I am really enjoying Yapko's "Mindfulness and Hynpnosis: The Power of Suggestion to Transform Experience".  I won't say that it is a technical book but it is definitely written from a specific angle, that of a therapist, a clinical hypnotist, comparing and contrasting meditation and hypnosis.  I am not such a therapist and besides, the book focuses on guided mindful meditation, not solitary attending to a single target for a few minutes. Still, the man is an excellent thinker and writer.  Beyond that, he is honest, open and straightforward.

I am in the chapter on paradoxes in therapy.  Paradoxes are quite a modern thing to face up to.  I mentioned in another post how the ancient Chinese sage, Lao Tzu, urged people to relax and not to try too hard, to learn to "roll up one's sleeves without baring one's arms".  Depak Chopra sometimes writes about accomplishing more and more by doing less and less until one is doing everything by doing nothing.

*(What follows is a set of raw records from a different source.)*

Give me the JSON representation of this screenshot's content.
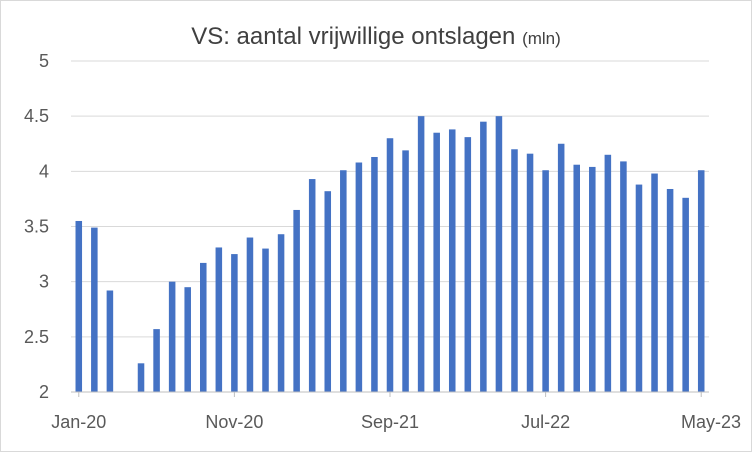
{
  "chart_data": {
    "type": "bar",
    "title": "VS: aantal vrijwillige ontslagen",
    "title_unit": "(mln)",
    "xlabel": "",
    "ylabel": "",
    "ylim": [
      2,
      5
    ],
    "yticks": [
      "2",
      "2.5",
      "3",
      "3.5",
      "4",
      "4.5",
      "5"
    ],
    "grid": "horizontal",
    "bar_color": "#4472c4",
    "x_tick_labels": [
      {
        "index": 0,
        "label": "Jan-20"
      },
      {
        "index": 10,
        "label": "Nov-20"
      },
      {
        "index": 20,
        "label": "Sep-21"
      },
      {
        "index": 30,
        "label": "Jul-22"
      },
      {
        "index": 40,
        "label": "May-23"
      }
    ],
    "categories": [
      "Jan-20",
      "Feb-20",
      "Mar-20",
      "Apr-20",
      "May-20",
      "Jun-20",
      "Jul-20",
      "Aug-20",
      "Sep-20",
      "Oct-20",
      "Nov-20",
      "Dec-20",
      "Jan-21",
      "Feb-21",
      "Mar-21",
      "Apr-21",
      "May-21",
      "Jun-21",
      "Jul-21",
      "Aug-21",
      "Sep-21",
      "Oct-21",
      "Nov-21",
      "Dec-21",
      "Jan-22",
      "Feb-22",
      "Mar-22",
      "Apr-22",
      "May-22",
      "Jun-22",
      "Jul-22",
      "Aug-22",
      "Sep-22",
      "Oct-22",
      "Nov-22",
      "Dec-22",
      "Jan-23",
      "Feb-23",
      "Mar-23",
      "Apr-23",
      "May-23"
    ],
    "values": [
      3.55,
      3.49,
      2.92,
      null,
      2.26,
      2.57,
      3.0,
      2.95,
      3.17,
      3.31,
      3.25,
      3.4,
      3.3,
      3.43,
      3.65,
      3.93,
      3.82,
      4.01,
      4.08,
      4.13,
      4.3,
      4.19,
      4.5,
      4.35,
      4.38,
      4.31,
      4.45,
      4.5,
      4.2,
      4.16,
      4.01,
      4.25,
      4.06,
      4.04,
      4.15,
      4.09,
      3.88,
      3.98,
      3.84,
      3.76,
      4.01
    ]
  }
}
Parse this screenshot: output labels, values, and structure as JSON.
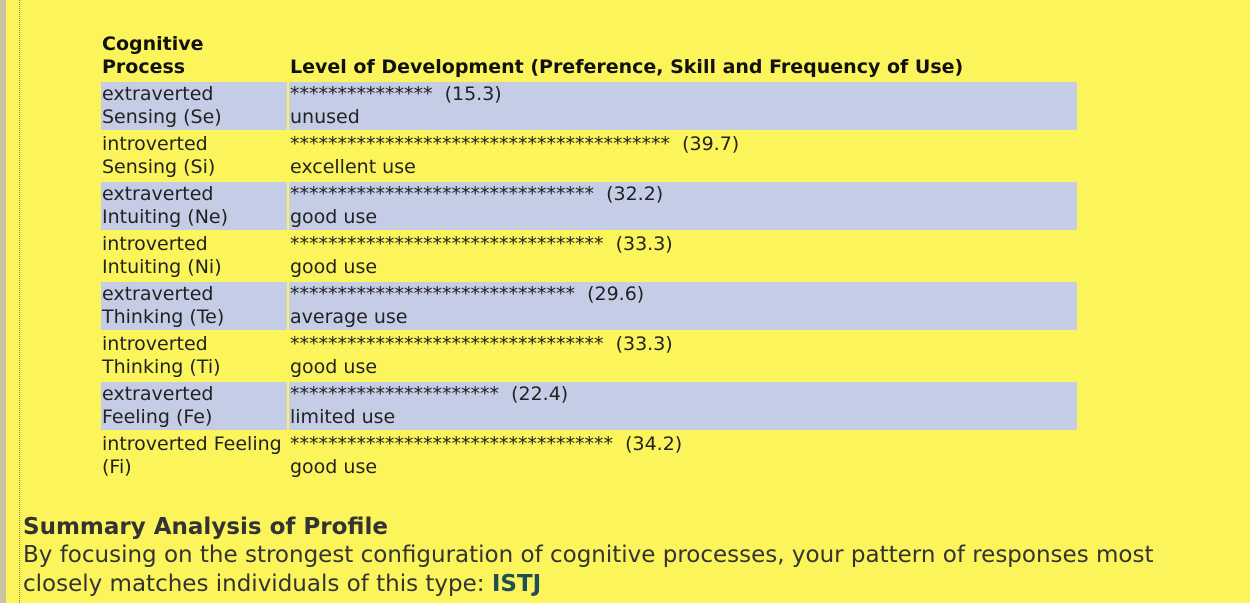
{
  "table": {
    "headers": {
      "process": "Cognitive Process",
      "level": "Level of Development (Preference, Skill and Frequency of Use)"
    },
    "rows": [
      {
        "process": "extraverted Sensing (Se)",
        "stars": "***************",
        "score": "(15.3)",
        "usage": "unused"
      },
      {
        "process": "introverted Sensing (Si)",
        "stars": "****************************************",
        "score": "(39.7)",
        "usage": "excellent use"
      },
      {
        "process": "extraverted Intuiting (Ne)",
        "stars": "********************************",
        "score": "(32.2)",
        "usage": "good use"
      },
      {
        "process": "introverted Intuiting (Ni)",
        "stars": "*********************************",
        "score": "(33.3)",
        "usage": "good use"
      },
      {
        "process": "extraverted Thinking (Te)",
        "stars": "******************************",
        "score": "(29.6)",
        "usage": "average use"
      },
      {
        "process": "introverted Thinking (Ti)",
        "stars": "*********************************",
        "score": "(33.3)",
        "usage": "good use"
      },
      {
        "process": "extraverted Feeling (Fe)",
        "stars": "**********************",
        "score": "(22.4)",
        "usage": "limited use"
      },
      {
        "process": "introverted Feeling (Fi)",
        "stars": "**********************************",
        "score": "(34.2)",
        "usage": "good use"
      }
    ]
  },
  "summary": {
    "heading": "Summary Analysis of Profile",
    "text": "By focusing on the strongest configuration of cognitive processes, your pattern of responses most closely matches individuals of this type: ",
    "type": "ISTJ"
  },
  "colors": {
    "background": "#fbf45a",
    "row_shade": "#c5cce6",
    "type_accent": "#1f4f55"
  }
}
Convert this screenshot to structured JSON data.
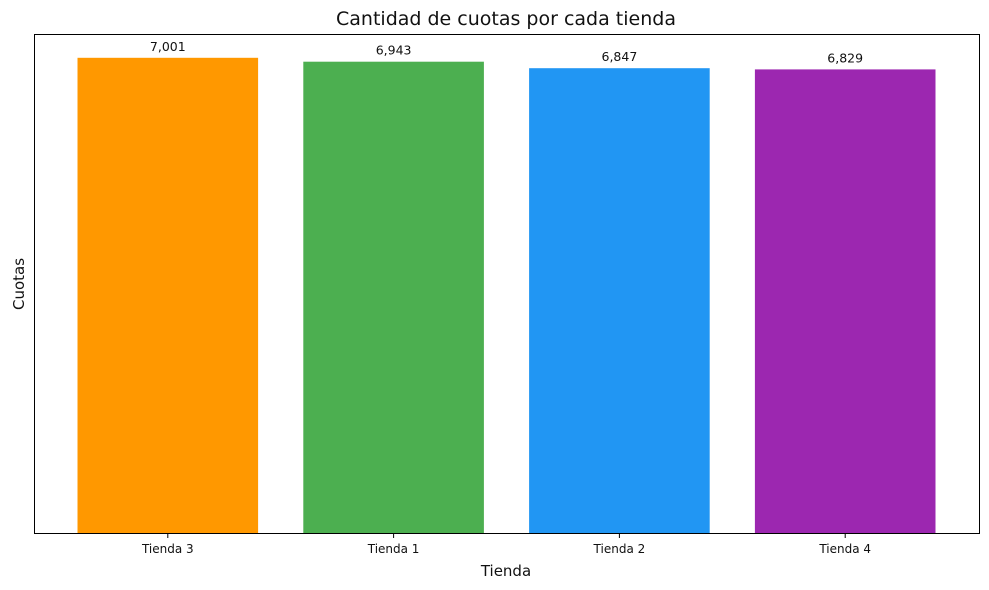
{
  "chart_data": {
    "type": "bar",
    "title": "Cantidad de cuotas por cada tienda",
    "xlabel": "Tienda",
    "ylabel": "Cuotas",
    "categories": [
      "Tienda 3",
      "Tienda 1",
      "Tienda 2",
      "Tienda 4"
    ],
    "values": [
      7001,
      6943,
      6847,
      6829
    ],
    "value_labels": [
      "7,001",
      "6,943",
      "6,847",
      "6,829"
    ],
    "colors": [
      "#ff9800",
      "#4caf50",
      "#2196f3",
      "#9c27b0"
    ],
    "ylim": [
      0,
      7351
    ],
    "y_ticks_visible": false,
    "grid": false,
    "legend": "none"
  }
}
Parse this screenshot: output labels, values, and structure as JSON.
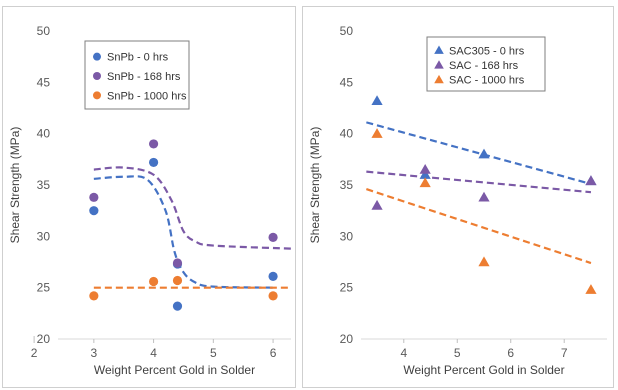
{
  "chart_data": [
    {
      "type": "scatter",
      "xlabel": "Weight Percent Gold in Solder",
      "ylabel": "Shear Strength (MPa)",
      "xlim": [
        2.4,
        6.3
      ],
      "ylim": [
        20,
        50
      ],
      "x_ticks": [
        "2",
        "3",
        "4",
        "5",
        "6"
      ],
      "y_ticks": [
        "20",
        "25",
        "30",
        "35",
        "40",
        "45",
        "50"
      ],
      "legend_position": "top-left",
      "marker": "circle",
      "series": [
        {
          "name": "SnPb - 0 hrs",
          "color": "#4472C4",
          "x": [
            3,
            4,
            4.4,
            4.4,
            6
          ],
          "y": [
            32.5,
            37.2,
            27.3,
            23.2,
            26.1
          ],
          "trend": {
            "x": [
              3,
              3.5,
              3.9,
              4.2,
              4.35,
              4.5,
              4.7,
              5,
              6
            ],
            "y": [
              35.6,
              35.8,
              35.5,
              32.5,
              28.5,
              26.5,
              25.5,
              25.1,
              25.0
            ]
          }
        },
        {
          "name": "SnPb - 168 hrs",
          "color": "#7B59A6",
          "x": [
            3,
            4,
            4.4,
            6
          ],
          "y": [
            33.8,
            39.0,
            27.4,
            29.9
          ],
          "trend": {
            "x": [
              3,
              3.5,
              4,
              4.3,
              4.5,
              4.7,
              5,
              6.3
            ],
            "y": [
              36.5,
              36.7,
              36.0,
              33.5,
              30.5,
              29.5,
              29.1,
              28.8
            ]
          }
        },
        {
          "name": "SnPb - 1000 hrs",
          "color": "#ED7D31",
          "x": [
            3,
            4,
            4.4,
            6
          ],
          "y": [
            24.2,
            25.6,
            25.7,
            24.2
          ],
          "trend": {
            "x": [
              3,
              6.3
            ],
            "y": [
              25.0,
              25.0
            ]
          }
        }
      ]
    },
    {
      "type": "scatter",
      "xlabel": "Weight Percent Gold in Solder",
      "ylabel": "Shear Strength (MPa)",
      "xlim": [
        3.2,
        7.8
      ],
      "ylim": [
        20,
        50
      ],
      "x_ticks": [
        "4",
        "5",
        "6",
        "7"
      ],
      "y_ticks": [
        "20",
        "25",
        "30",
        "35",
        "40",
        "45",
        "50"
      ],
      "legend_position": "top-center",
      "marker": "triangle",
      "series": [
        {
          "name": "SAC305 - 0 hrs",
          "color": "#4472C4",
          "x": [
            3.5,
            4.4,
            5.5,
            7.5
          ],
          "y": [
            43.2,
            36.0,
            38.0,
            35.4
          ],
          "trend": {
            "x": [
              3.3,
              7.5
            ],
            "y": [
              41.1,
              35.1
            ]
          }
        },
        {
          "name": "SAC - 168 hrs",
          "color": "#7B59A6",
          "x": [
            3.5,
            4.4,
            5.5,
            7.5
          ],
          "y": [
            33.0,
            36.5,
            33.8,
            35.4
          ],
          "trend": {
            "x": [
              3.3,
              7.5
            ],
            "y": [
              36.3,
              34.3
            ]
          }
        },
        {
          "name": "SAC - 1000 hrs",
          "color": "#ED7D31",
          "x": [
            3.5,
            4.4,
            5.5,
            7.5
          ],
          "y": [
            40.0,
            35.2,
            27.5,
            24.8
          ],
          "trend": {
            "x": [
              3.3,
              7.5
            ],
            "y": [
              34.6,
              27.4
            ]
          }
        }
      ]
    }
  ]
}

Yapko focuses on things therapists do and say that may be helpful but are contradictory, either implicitly or explicitly.  The first of his examples is "Don't change.  Accept so that things can change."  The quote is not a bad idea and has helped many people relax into seeing more clearly and facing their past, their ideas, and their hopes more directly.  Still, if you are all hepped up and ready to criticize, you can easily see the quote as a contradiction.  (You may remember what Whitman said," I contradict myself?  Very well. I contradict myself.")

One of the difficulties in grasping and using practices of meditation is expressed in the saying that in meditation, the "goal" is to have no goal".  Yapko rightly asks why would a person, maybe scared or angry, take up a practice unless he thought it would help or improve him in some way.  But if he is interested in being helped, he must have the goal of getting help.  Reminds me of the opening of Lao Tzu's "The Way": The way that can be told is not the way.  Well, geez, if it can't be told, why write about it?

We actually have many paradoxes in our lives.  We hear that it is difficult to define pornography but that we'll know it when we see it.  (How?)  That chocolate is good for us but that we shouldn't eat sweets or take in calories.  That we should do what Mommy says but learn to think for ourselves.  It may be possible that adult living consists in knowing or feeling out how to use paradoxical statements to our benefit.